Benicio Del Toro Getty Images

Benicio Del Toro is on sparkling form. Relaxing on a sofa in the Soho Hotel in London, his 6ft 2in frame is clad in a black suit, Clash T shirt and a pair of (almost) 70s style zip up boots. His complexion is clear, his smile is expansive and his eyes are bright.

Were you pleased with the movie Che?
I am pleasantly surprised. At one point I thought it was a total disaster that was never going to end, that would never turn into a movie and never end up as a cohesive… anything. It was like a painting that I thought was going to end up looking like mud.

It didn’t look like an easy shoot, either, considering the jungle locations.
We shot long hours: non-stop, six days a week for about 79 days. I remember one day on the second movie we did five big, big scenes on a Monday. In any other movie that would have taken two to three days, and that was the rhythm of the whole shoot. But that was the only way to do this movie. So I’m portraying the exhausted, starving, asthma-suffering Guevara stuck in the fucking Bolivian jungle, and I am so tired (as Che was in real life) that I don’t have to act too much – I react.

Which brings me to your acting style. You made your first big mark as Fenster in The Usual Suspects. How did you come up with that accent?
I read the script and saw that anything my character said didn’t really move the plot along – he was just there to be the first to be killed by Keyser Söze. So I took Bryan Singer [director] to one side and suggested that I mumble the lines them in this incoherent accent and Bryan went with it.

Another great characterisation was Hunter S Thompson’s obese, drug-addled lawyer Dr.Gonzo in Terry Gilliam’s Fear And Loathing In Las Vegas. Didn’t you put on 40 pounds to play him?
Yeah man. After that movie came out I couldn't get a job in Hollywood for a while. People believed I'd turned into a drugged-out, drunken, fat slob.

But you proved them wrong with Traffic, for which you won the Supporting Best Actor Oscar?
I put a lot into that; I researched the role and travelled and stayed in Tijuana for months hanging out with local characters and former cops. Once you’ve done all your homework you have to let it all go and then you can fly. Steven [Soderbergh] doesn’t hold us back at all. He lets us breathe. There were a few moments like that in Che.
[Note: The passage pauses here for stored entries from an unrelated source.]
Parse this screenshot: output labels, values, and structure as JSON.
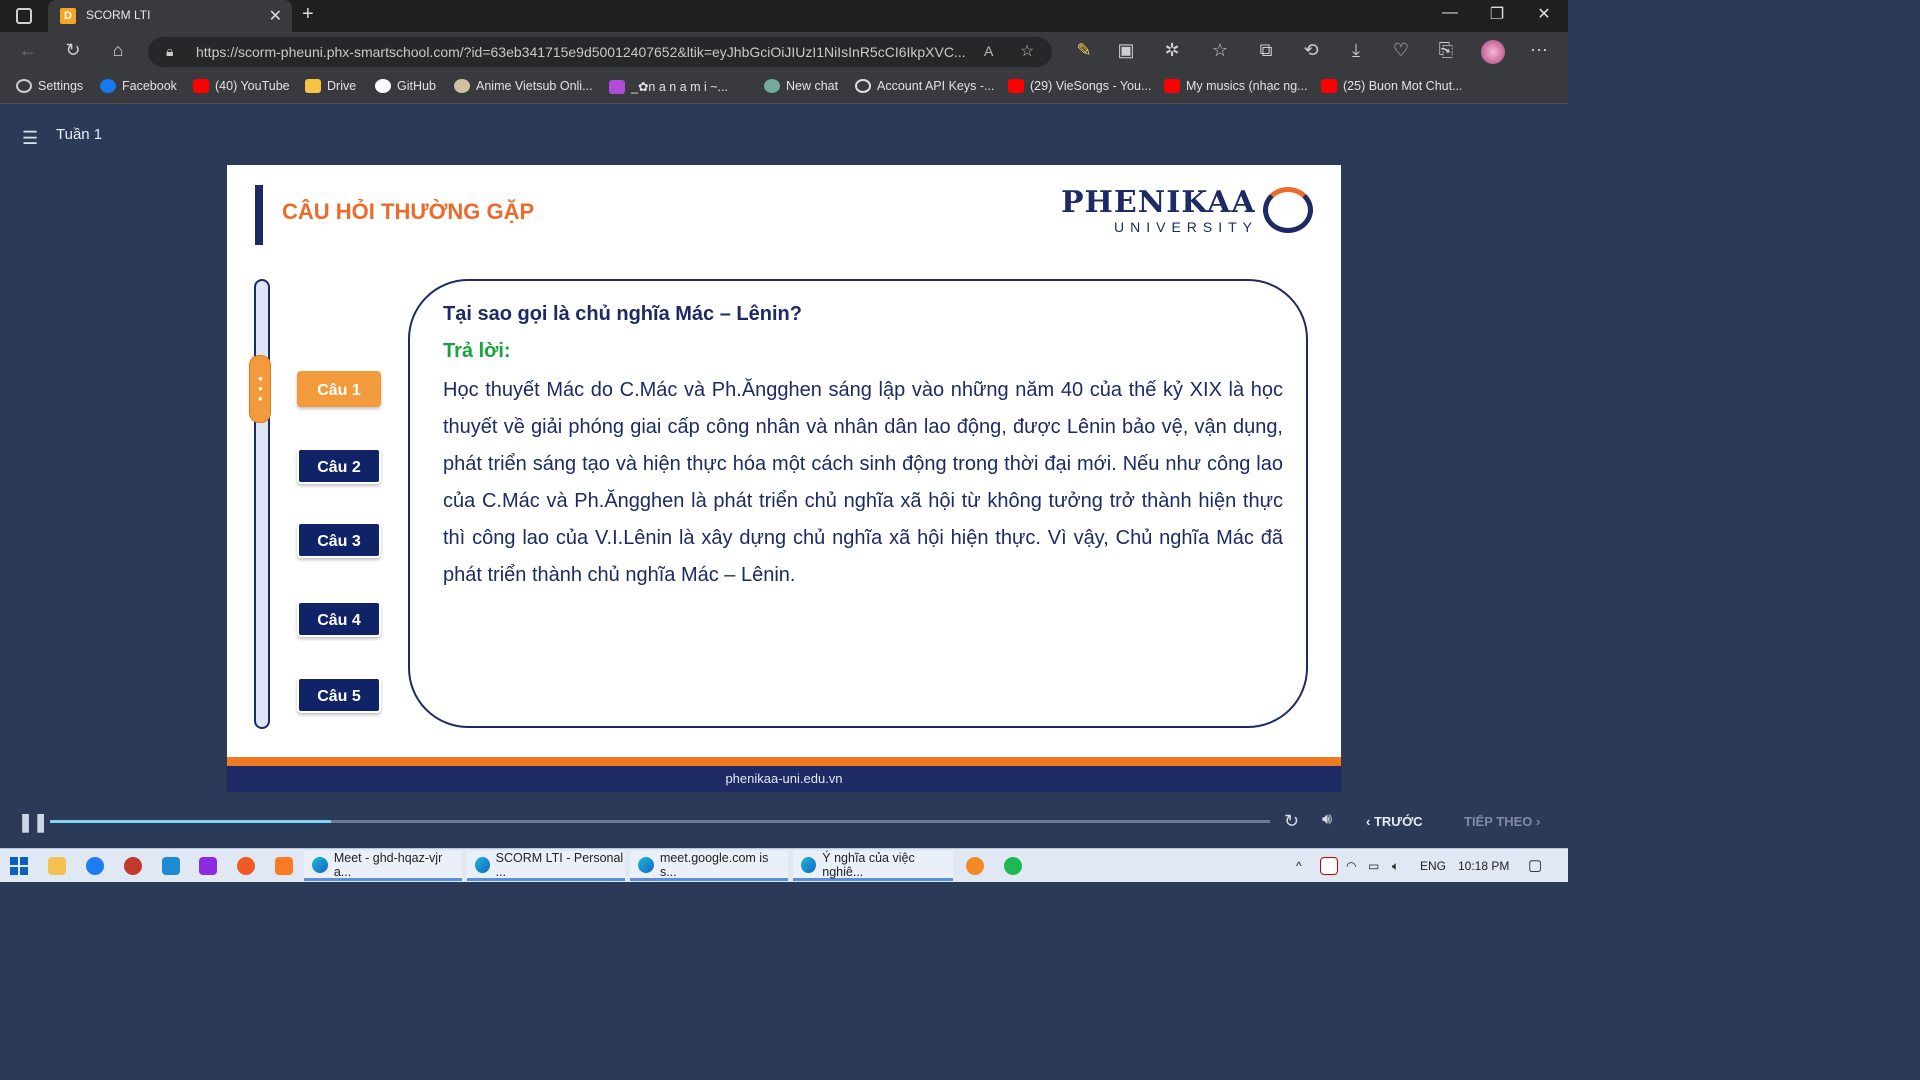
{
  "browser": {
    "tab_title": "SCORM LTI",
    "tab_favicon_letter": "D",
    "url": "https://scorm-pheuni.phx-smartschool.com/?id=63eb341715e9d50012407652&ltik=eyJhbGciOiJIUzI1NiIsInR5cCI6IkpXVC...",
    "bookmarks": [
      {
        "label": "Settings",
        "icon": "gear-icon",
        "color": "#cccccc"
      },
      {
        "label": "Facebook",
        "icon": "facebook-icon",
        "color": "#1877f2"
      },
      {
        "label": "(40) YouTube",
        "icon": "youtube-icon",
        "color": "#ff0000"
      },
      {
        "label": "Drive",
        "icon": "folder-icon",
        "color": "#f6c445"
      },
      {
        "label": "GitHub",
        "icon": "github-icon",
        "color": "#ffffff"
      },
      {
        "label": "Anime Vietsub Onli...",
        "icon": "anime-icon",
        "color": "#d0c0a0"
      },
      {
        "label": "_✿n a n a m i ~...",
        "icon": "flower-icon",
        "color": "#b04bd8"
      },
      {
        "label": "New chat",
        "icon": "chatgpt-icon",
        "color": "#74aa9c"
      },
      {
        "label": "Account API Keys -...",
        "icon": "openai-icon",
        "color": "#dddddd"
      },
      {
        "label": "(29) VieSongs - You...",
        "icon": "youtube-icon",
        "color": "#ff0000"
      },
      {
        "label": "My musics (nhạc ng...",
        "icon": "youtube-icon",
        "color": "#ff0000"
      },
      {
        "label": "(25) Buon Mot Chut...",
        "icon": "youtube-icon",
        "color": "#ff0000"
      }
    ]
  },
  "app": {
    "week_label": "Tuần 1"
  },
  "slide": {
    "title": "CÂU HỎI THƯỜNG GẶP",
    "logo_text": "PHENIKAA",
    "logo_sub": "UNIVERSITY",
    "questions": [
      "Câu 1",
      "Câu 2",
      "Câu 3",
      "Câu 4",
      "Câu 5"
    ],
    "active_question": 1,
    "question_title": "Tại sao gọi là chủ nghĩa Mác – Lênin?",
    "answer_label": "Trả lời:",
    "answer_text": "Học thuyết Mác do C.Mác và Ph.Ăngghen sáng lập vào những năm 40 của thế kỷ XIX là học thuyết về giải phóng giai cấp công nhân và nhân dân lao động, được Lênin bảo vệ, vận dụng, phát triển sáng tạo và hiện thực hóa một cách sinh động trong thời đại mới. Nếu như công lao của C.Mác và Ph.Ăngghen là phát triển chủ nghĩa xã hội từ không tưởng trở thành hiện thực thì công lao của V.I.Lênin là xây dựng chủ nghĩa xã hội hiện thực. Vì vậy, Chủ nghĩa Mác đã phát triển thành chủ nghĩa Mác – Lênin.",
    "footer": "phenikaa-uni.edu.vn",
    "colors": {
      "accent": "#ec6a2a",
      "navy": "#1d2a64",
      "green": "#17a33a"
    }
  },
  "player": {
    "progress_fraction": 0.23,
    "prev_label": "TRƯỚC",
    "next_label": "TIẾP THEO"
  },
  "taskbar": {
    "apps": [
      {
        "label": "Meet - ghd-hqaz-vjr a..."
      },
      {
        "label": "SCORM LTI - Personal ..."
      },
      {
        "label": "meet.google.com is s..."
      },
      {
        "label": "Ý nghĩa của việc nghiê..."
      }
    ],
    "language": "ENG",
    "time": "10:18 PM"
  }
}
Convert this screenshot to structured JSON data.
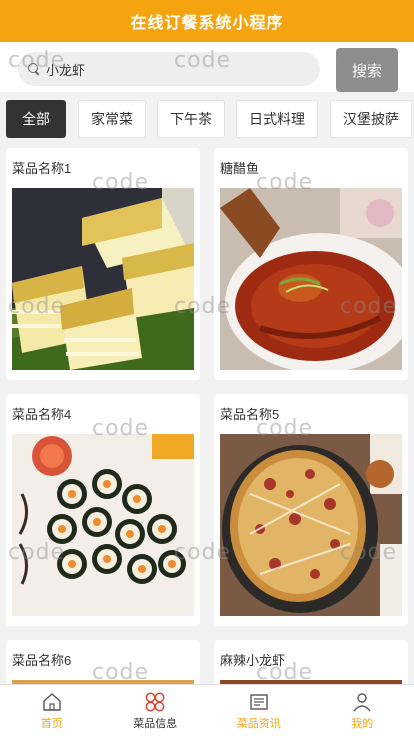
{
  "app": {
    "title": "在线订餐系统小程序"
  },
  "search": {
    "value": "小龙虾",
    "button_label": "搜索"
  },
  "categories": [
    {
      "label": "全部",
      "active": true
    },
    {
      "label": "家常菜",
      "active": false
    },
    {
      "label": "下午茶",
      "active": false
    },
    {
      "label": "日式料理",
      "active": false
    },
    {
      "label": "汉堡披萨",
      "active": false
    }
  ],
  "dishes": [
    {
      "name": "菜品名称1",
      "icon": "mille-crepe-cake-photo"
    },
    {
      "name": "糖醋鱼",
      "icon": "sweet-sour-fish-photo"
    },
    {
      "name": "菜品名称4",
      "icon": "sushi-roll-photo"
    },
    {
      "name": "菜品名称5",
      "icon": "pizza-photo"
    },
    {
      "name": "菜品名称6",
      "icon": "dish-photo"
    },
    {
      "name": "麻辣小龙虾",
      "icon": "spicy-crayfish-photo"
    }
  ],
  "watermark": "code",
  "tabbar": [
    {
      "label": "首页",
      "icon": "home-icon",
      "active": false
    },
    {
      "label": "菜品信息",
      "icon": "grid-flower-icon",
      "active": true
    },
    {
      "label": "菜品资讯",
      "icon": "news-icon",
      "active": false
    },
    {
      "label": "我的",
      "icon": "user-icon",
      "active": false
    }
  ],
  "colors": {
    "accent": "#f5a410",
    "search_button": "#8e8e8e",
    "active_category": "#333333"
  }
}
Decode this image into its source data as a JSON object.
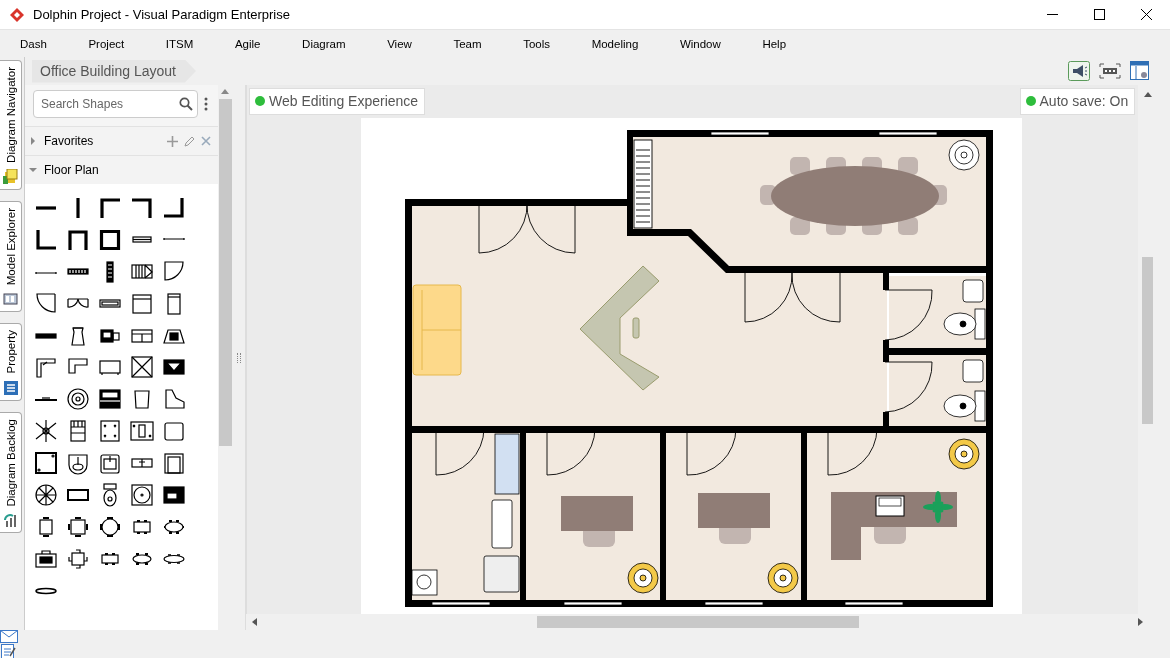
{
  "window": {
    "title": "Dolphin Project - Visual Paradigm Enterprise"
  },
  "menu": [
    "Dash",
    "Project",
    "ITSM",
    "Agile",
    "Diagram",
    "View",
    "Team",
    "Tools",
    "Modeling",
    "Window",
    "Help"
  ],
  "side_tabs": [
    {
      "label": "Diagram Navigator",
      "kind": "navigator"
    },
    {
      "label": "Model Explorer",
      "kind": "explorer"
    },
    {
      "label": "Property",
      "kind": "property"
    },
    {
      "label": "Diagram Backlog",
      "kind": "backlog"
    }
  ],
  "breadcrumb": [
    "Office Building Layout"
  ],
  "palette": {
    "search": {
      "placeholder": "Search Shapes"
    },
    "groups": [
      {
        "label": "Favorites",
        "expanded": false
      },
      {
        "label": "Floor Plan",
        "expanded": true
      }
    ]
  },
  "canvas": {
    "edit_badge": "Web Editing Experience",
    "autosave": "Auto save: On",
    "autosave_on": true
  }
}
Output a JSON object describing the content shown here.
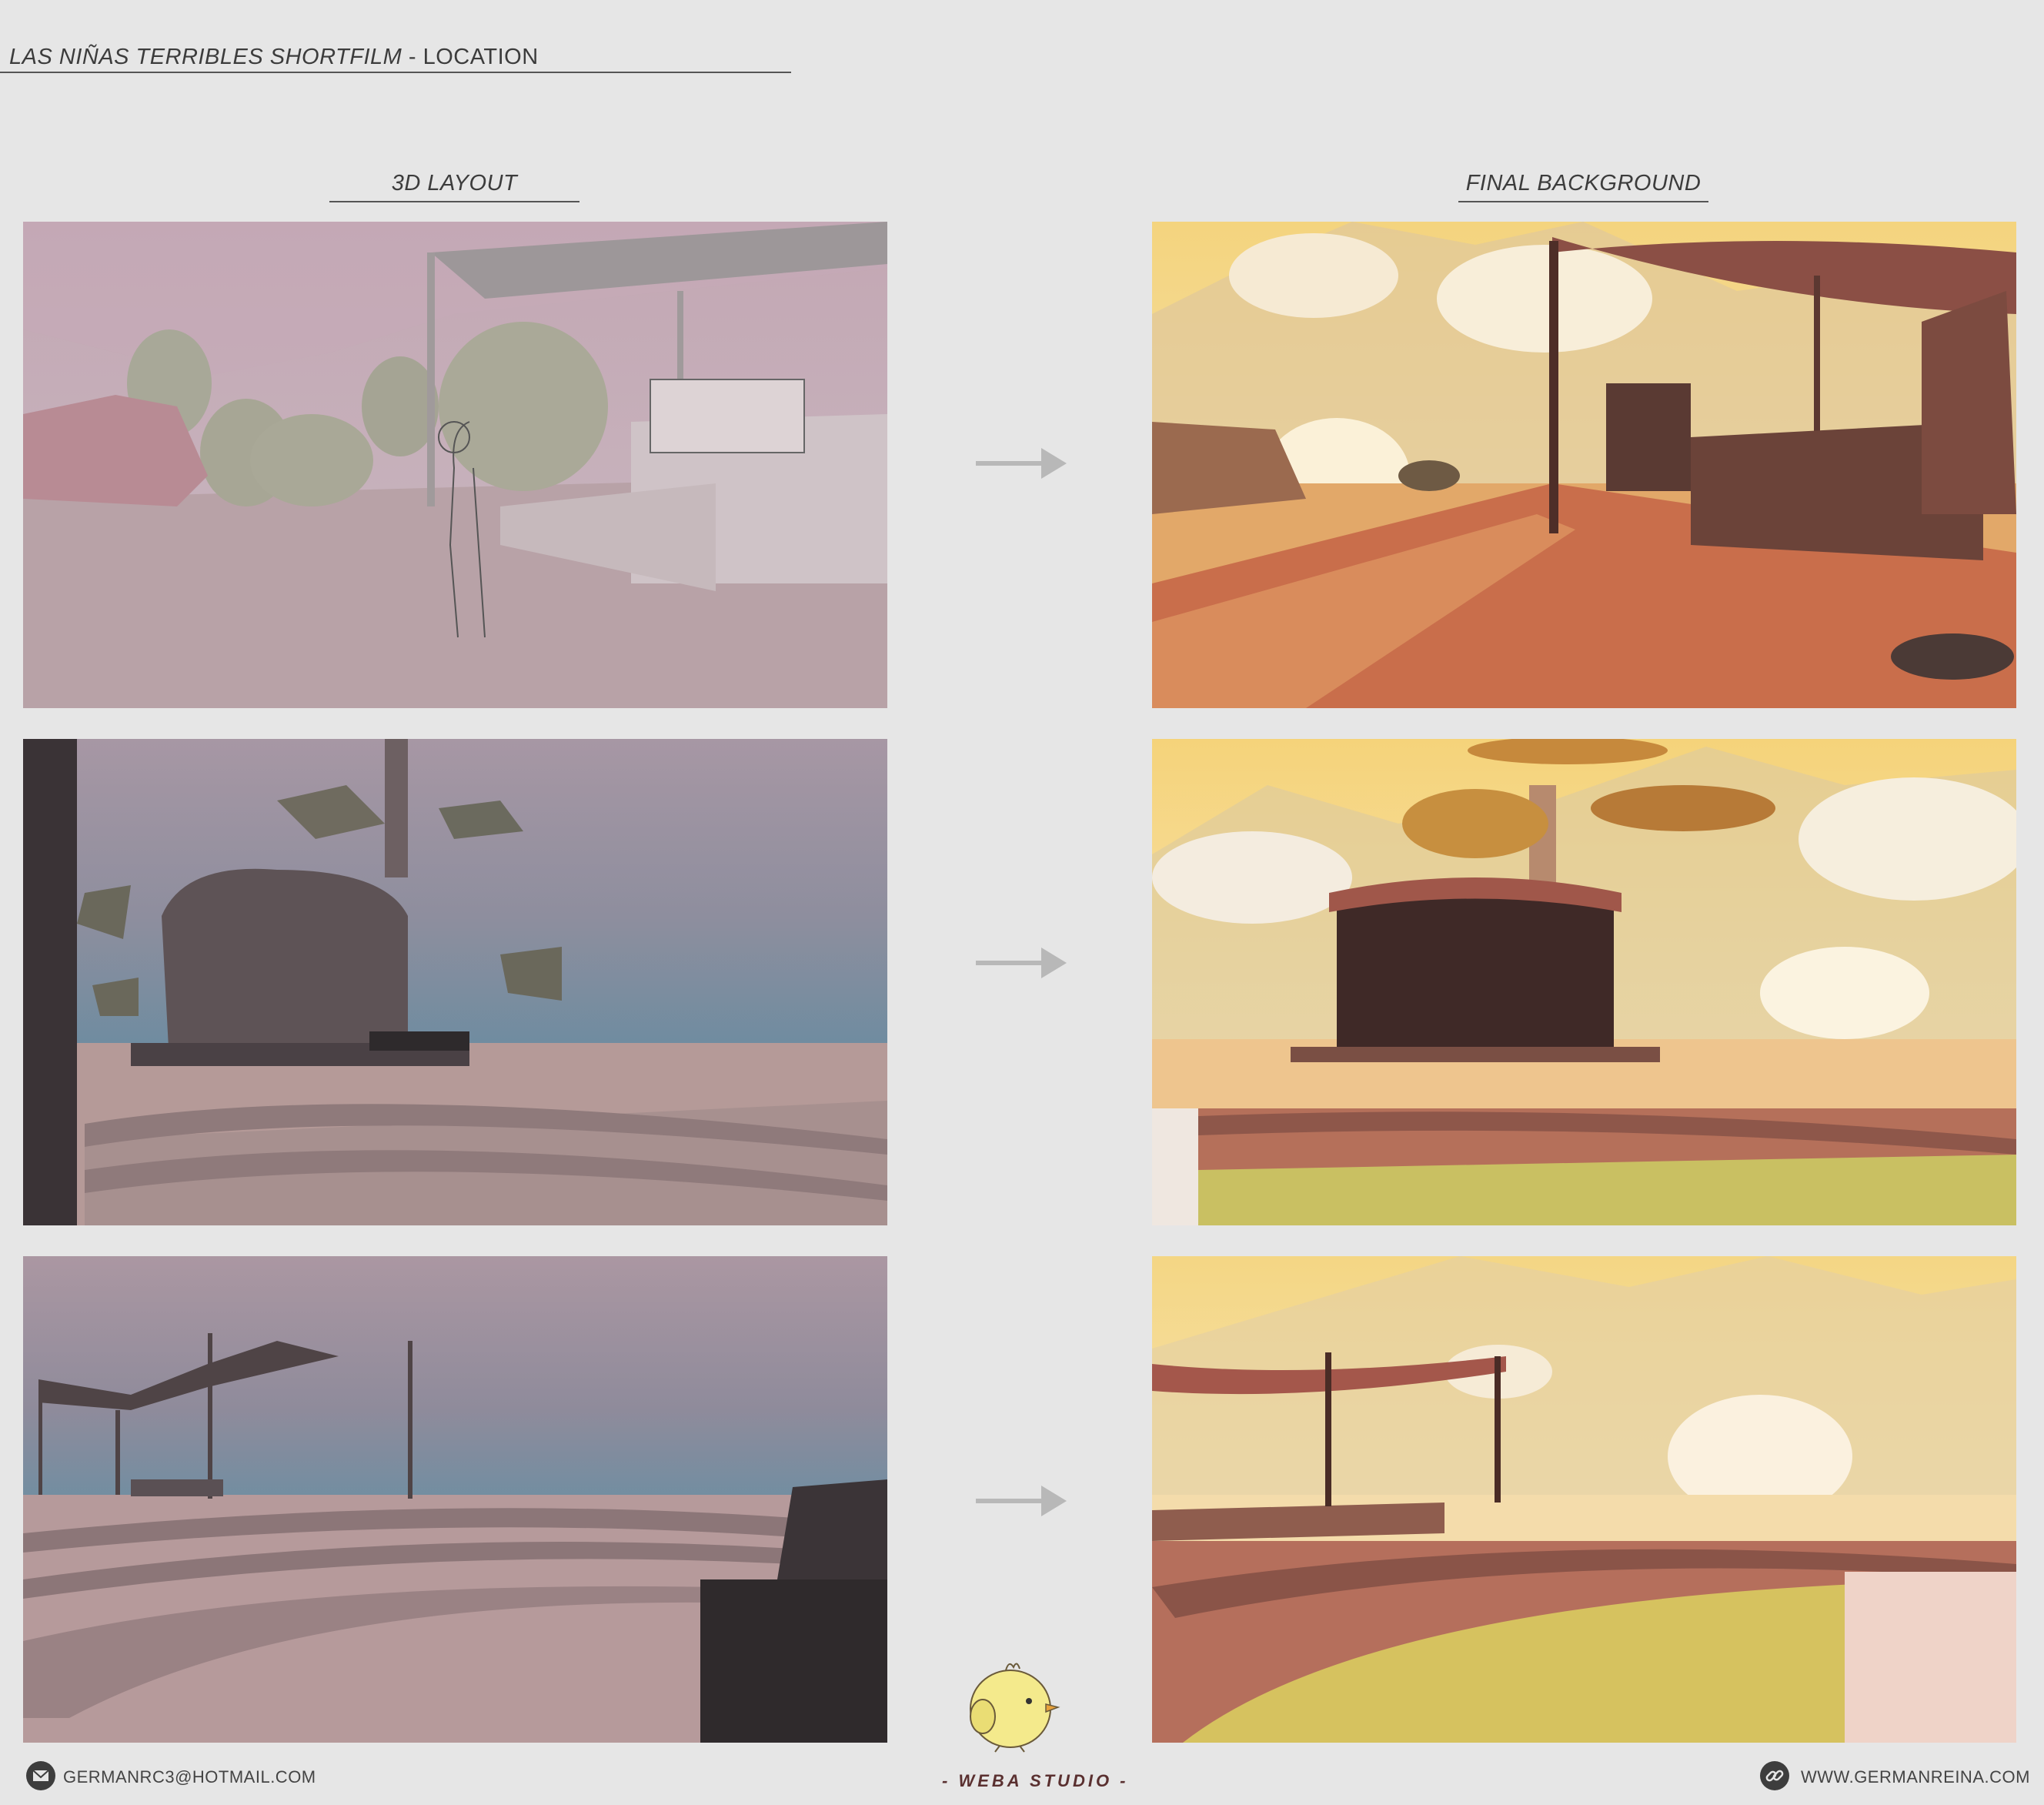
{
  "header": {
    "title_main": "LAS NIÑAS TERRIBLES SHORTFILM",
    "title_suffix": " - LOCATION"
  },
  "columns": {
    "left": "3D LAYOUT",
    "right": "FINAL BACKGROUND"
  },
  "footer": {
    "email": "GERMANRC3@HOTMAIL.COM",
    "website": "WWW.GERMANREINA.COM",
    "studio": "- WEBA STUDIO -"
  },
  "icons": {
    "email": "envelope-icon",
    "website": "link-icon",
    "arrow": "arrow-right-icon"
  },
  "colors": {
    "background": "#e6e6e6",
    "layout_sky": "#b9a7b0",
    "final_sky": "#f3dcb0",
    "final_ground": "#d9955e",
    "arrow": "#b8b8b8"
  }
}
Didn’t you get a 10-minute standing ovation for Che when it showed in Havana’s Cine Yara?
Yes, but I think I understand Che. I understand the Latin American spirit and, although I didn’t really know about Che until I was about 20, there were things I felt I shared with him.

How did you first find out about him?
It was while I was doing a James Bond movie (as Bond villain Dario in License To Kill) in Mexico City. I went to a book store and I saw a picture of this guy smiling that was promoting a book of his letters that he had written to his family – funny, articulate, insightful, intelligent, socially concerned letters. That was the first time I had read anything by him and that was it. I continued to read all he had written and Che wrote quite a bit – and he wrote very well.

A lot of actors have come unstuck when they’ve played an important person from history…
There’s a big responsibility when you play such a great historical figure. When you agree it’s like when someone says: ‘Do you mind if I throw a party at your house?’ And you go, ‘Yeah, yeah, OK, fine, no problem.’ And then you think, ‘Oh, shit! What have I done?’ Then you realise that all these strangers are going to come to your and you have to hide the nice plates and move the furniture. It’s kind of like that.

So The Wolfman represented something of a change of pace and genre?
Well I think I could’ve got that part just because of the beard I had in Che. I should have won an Oscar for just that. A whole new category: Best Beard in a Motion Picture. (Laughs)

It wasn’t a movie I’d have expected you to do.
But I was a big fan of those movies as a kid. All those Universal Horror movies with Lon Chaney Jnr. They were the first films that grabbed me when I was four or five years old. There was a magazine called Famous Monsters and there were these model kits of Frankenstein or King Kong that you glued together. They were really gory sometimes. The model of Bride of Frankenstein was the cool one to have. I used to dream I had it because my older cousins had it and I didn’t. So I love all that.

I never had you down as a horror buff.
(Laughs) You know what they say: never judge a book by its cover. It was me and Rick Yorn who proposed doing a remake of the original Wolfman – so I was really paying homage to those Universal classic horror movies.

So we’ve had revolutionaries, Bond villains, crooks, werewolves and lawyers. What’s next?
Che was a lot of hard work and so was The Wolfman because of all the make-up. I was in the chair for hours every day. I think I need a rest. So I’m gonna take it easy with my with my two dogs and two tortoises and put my feet up.